La squadra di hockey su ghiaccio della «Valpe» non è stata iscritta a nessun campionato senior per il prossimo anno. «L’Hockey Club Valpellice è dispiaciuto di dover comunicare che non potrà partecipare con un team senior ai prossimi campionati di hockey su ghiaccio maschile. Sarà pertanto il settore giovanile, l’unico protagonista dell'attività agonistica torrese della stagione sportiva 2016-2017» è il lapidario commento della società sportiva. Questa scelta è arrivata a seguito di una vera e propria rivoluzione dei campionati. La serie A dove la Valpe ha ben figurato e ha vinto, nella scorsa stagione, la sua seconda Coppa Italia, è stata inglobata in una lega privata austriaca, che coinvolge anche una squadra slovena.
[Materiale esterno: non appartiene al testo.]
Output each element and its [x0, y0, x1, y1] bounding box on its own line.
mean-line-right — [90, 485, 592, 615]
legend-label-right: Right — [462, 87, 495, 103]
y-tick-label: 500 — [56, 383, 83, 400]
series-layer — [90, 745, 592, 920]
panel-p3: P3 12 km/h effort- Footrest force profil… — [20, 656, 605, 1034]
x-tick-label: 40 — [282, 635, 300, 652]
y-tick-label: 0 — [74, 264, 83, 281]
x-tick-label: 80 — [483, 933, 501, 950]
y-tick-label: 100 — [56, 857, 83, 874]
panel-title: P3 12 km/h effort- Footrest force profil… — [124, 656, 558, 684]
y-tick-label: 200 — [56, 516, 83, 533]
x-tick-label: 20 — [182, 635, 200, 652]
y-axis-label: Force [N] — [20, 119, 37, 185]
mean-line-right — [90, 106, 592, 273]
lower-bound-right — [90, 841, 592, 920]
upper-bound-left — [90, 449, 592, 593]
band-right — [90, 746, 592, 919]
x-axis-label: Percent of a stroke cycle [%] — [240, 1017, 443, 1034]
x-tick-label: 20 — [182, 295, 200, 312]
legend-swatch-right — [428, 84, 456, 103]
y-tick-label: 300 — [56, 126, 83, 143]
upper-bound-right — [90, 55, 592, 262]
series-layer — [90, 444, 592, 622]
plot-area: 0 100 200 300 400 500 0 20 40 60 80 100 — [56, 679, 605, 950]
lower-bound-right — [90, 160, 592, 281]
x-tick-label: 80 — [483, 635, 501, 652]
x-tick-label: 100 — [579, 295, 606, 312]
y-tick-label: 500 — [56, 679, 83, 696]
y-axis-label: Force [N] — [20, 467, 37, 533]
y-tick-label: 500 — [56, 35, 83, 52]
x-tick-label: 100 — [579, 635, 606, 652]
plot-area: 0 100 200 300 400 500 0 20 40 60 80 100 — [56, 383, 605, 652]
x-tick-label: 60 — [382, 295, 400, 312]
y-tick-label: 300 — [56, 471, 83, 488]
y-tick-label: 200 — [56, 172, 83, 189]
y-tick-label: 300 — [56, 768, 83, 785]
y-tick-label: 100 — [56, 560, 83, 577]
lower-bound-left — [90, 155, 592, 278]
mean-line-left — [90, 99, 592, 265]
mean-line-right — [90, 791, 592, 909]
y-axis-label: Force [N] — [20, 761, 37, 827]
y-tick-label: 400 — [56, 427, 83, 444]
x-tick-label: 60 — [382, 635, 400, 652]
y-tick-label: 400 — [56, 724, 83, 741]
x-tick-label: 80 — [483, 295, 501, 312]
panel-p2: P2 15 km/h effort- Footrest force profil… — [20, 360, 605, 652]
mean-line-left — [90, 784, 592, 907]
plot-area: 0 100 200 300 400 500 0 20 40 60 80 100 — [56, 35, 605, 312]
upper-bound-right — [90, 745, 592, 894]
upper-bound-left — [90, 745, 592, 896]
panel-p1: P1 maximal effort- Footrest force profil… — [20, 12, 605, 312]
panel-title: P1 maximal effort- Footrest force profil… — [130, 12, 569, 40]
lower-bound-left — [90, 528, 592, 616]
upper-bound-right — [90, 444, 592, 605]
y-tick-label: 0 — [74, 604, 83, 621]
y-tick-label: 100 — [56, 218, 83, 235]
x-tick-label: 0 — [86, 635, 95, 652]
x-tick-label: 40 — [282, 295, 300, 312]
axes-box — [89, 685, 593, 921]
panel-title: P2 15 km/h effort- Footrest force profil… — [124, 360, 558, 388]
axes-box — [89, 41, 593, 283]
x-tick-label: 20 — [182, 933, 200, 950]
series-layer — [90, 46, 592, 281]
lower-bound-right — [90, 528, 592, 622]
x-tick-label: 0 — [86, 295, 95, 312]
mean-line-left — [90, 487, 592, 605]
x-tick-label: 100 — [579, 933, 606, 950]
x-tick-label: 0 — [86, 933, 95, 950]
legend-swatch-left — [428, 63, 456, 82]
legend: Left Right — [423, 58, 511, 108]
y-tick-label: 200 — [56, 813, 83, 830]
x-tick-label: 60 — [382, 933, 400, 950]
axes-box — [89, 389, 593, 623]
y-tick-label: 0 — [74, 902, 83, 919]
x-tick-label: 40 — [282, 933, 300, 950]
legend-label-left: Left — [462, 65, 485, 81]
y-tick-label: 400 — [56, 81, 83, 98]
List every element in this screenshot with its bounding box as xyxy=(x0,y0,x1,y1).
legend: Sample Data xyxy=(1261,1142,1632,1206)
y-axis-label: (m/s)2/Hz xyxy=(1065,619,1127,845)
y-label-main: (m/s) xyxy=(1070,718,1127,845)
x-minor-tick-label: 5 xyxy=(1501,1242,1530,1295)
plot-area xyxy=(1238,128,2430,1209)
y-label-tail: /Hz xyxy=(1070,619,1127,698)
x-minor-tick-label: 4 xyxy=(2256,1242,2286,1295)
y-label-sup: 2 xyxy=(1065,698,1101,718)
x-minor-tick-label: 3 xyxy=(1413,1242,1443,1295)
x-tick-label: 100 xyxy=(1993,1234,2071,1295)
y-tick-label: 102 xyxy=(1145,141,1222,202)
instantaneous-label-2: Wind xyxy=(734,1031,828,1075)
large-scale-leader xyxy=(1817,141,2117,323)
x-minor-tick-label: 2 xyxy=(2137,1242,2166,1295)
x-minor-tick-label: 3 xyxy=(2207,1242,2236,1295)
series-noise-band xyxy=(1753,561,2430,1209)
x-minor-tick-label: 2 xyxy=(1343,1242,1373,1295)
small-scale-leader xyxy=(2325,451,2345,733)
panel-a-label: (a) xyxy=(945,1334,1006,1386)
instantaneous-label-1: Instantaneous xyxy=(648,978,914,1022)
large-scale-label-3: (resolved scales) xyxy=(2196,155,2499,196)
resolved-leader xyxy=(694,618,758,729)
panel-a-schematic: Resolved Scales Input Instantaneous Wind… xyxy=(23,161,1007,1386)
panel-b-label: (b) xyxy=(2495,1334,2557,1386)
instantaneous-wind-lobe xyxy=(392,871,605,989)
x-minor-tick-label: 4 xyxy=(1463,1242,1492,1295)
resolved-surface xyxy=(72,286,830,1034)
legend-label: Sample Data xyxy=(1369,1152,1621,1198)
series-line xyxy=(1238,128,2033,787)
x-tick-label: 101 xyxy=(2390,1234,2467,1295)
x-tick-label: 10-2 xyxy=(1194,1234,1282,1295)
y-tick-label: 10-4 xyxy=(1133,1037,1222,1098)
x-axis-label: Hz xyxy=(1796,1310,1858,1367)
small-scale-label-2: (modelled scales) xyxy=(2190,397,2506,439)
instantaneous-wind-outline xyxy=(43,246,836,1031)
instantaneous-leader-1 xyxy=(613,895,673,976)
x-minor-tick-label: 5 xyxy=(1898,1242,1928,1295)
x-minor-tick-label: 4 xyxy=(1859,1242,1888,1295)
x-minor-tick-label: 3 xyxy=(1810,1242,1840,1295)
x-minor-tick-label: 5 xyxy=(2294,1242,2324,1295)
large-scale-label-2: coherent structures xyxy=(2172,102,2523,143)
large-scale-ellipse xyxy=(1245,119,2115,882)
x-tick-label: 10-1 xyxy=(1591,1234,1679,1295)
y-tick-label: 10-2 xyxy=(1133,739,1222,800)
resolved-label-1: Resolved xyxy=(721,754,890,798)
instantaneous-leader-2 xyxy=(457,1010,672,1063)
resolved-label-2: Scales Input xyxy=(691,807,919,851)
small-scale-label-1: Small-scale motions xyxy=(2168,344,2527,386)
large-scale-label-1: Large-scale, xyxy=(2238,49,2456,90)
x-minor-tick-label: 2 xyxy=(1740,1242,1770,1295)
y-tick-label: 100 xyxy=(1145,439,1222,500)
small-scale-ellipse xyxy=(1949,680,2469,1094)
La Alps Hockey League conta al momento 16 compagini e la Valpe ha scelto di non aderire nonostante ne avesse il diritto sportivo. «La fulminea istituzione della AHL non è stata accompagnata da altrettanta solerzia nella diffusione di tutte le informazioni necessarie a poter responsabilmente valutare la possibilità di parteciparvi» commentano dalla società, ma il problema vero e proprio ricade anche sui costi e sulle lunghissime trasferte che la squadra piemontese avrebbe dovuto sobbarcarsi. Ha creato inoltre una forte polemica il fatto che il titolo di campione italiano verrà in ogni caso assegnato (con una qualche formula non ancora definita) a una delle otto squadre italiane militanti nella lega straniera e privata: fatto mai successo nella storia dello sport italiano. La Valpe ha quindi tentato l’iscrizione alla serie cadetta chiedendo una proroga che però non è stata concessa.

Il malcontento attorno alla squadra è grande e proprio in questi giorni è stato eletto il nuovo direttivo della società ma non si hanno ancora notizie in merito per via di una carenza di comunicazione da sempre pecca di questa società.

I tifosi a questo punto hanno deciso di attivarsi. Alcuni di essi hanno deciso di utilizzare gli strumenti social per cercare di ricreare l’atmosfera che si respirava in valle durante le partite di hockey alcuni anni fa. «Il nostro gruppo Facebook nasce con l’intenzione di essere un punto di incontro e soprattutto di ripartenza per gli appassionati del Vecchio Cuore Biancorosso (i colori sociali, N.d.A). Lo scopo è raccogliere numeri, consensi e firme affinché chi eventualmente voglia avvicinarsi alla Valpe sappia di avere uno zoccolo duro pronto a seguirlo».

«Le idee per riaccendere la passione del tifo che era conosciuta e apprezzata in tutta l’Italia hockeistica sono molte e nelle prossime settimane verranno rese pubbliche» ci comunicano ancora dal gruppo che ha scelto di chiamarsi «La VALPE siamo NOI – 2440 e non posso dire di più». 2440 è la capienza massima, nel passato spesso raggiunta in occasione delle partite della Valpe, del palaghiaccio CottaMorandini di Torre Pellice.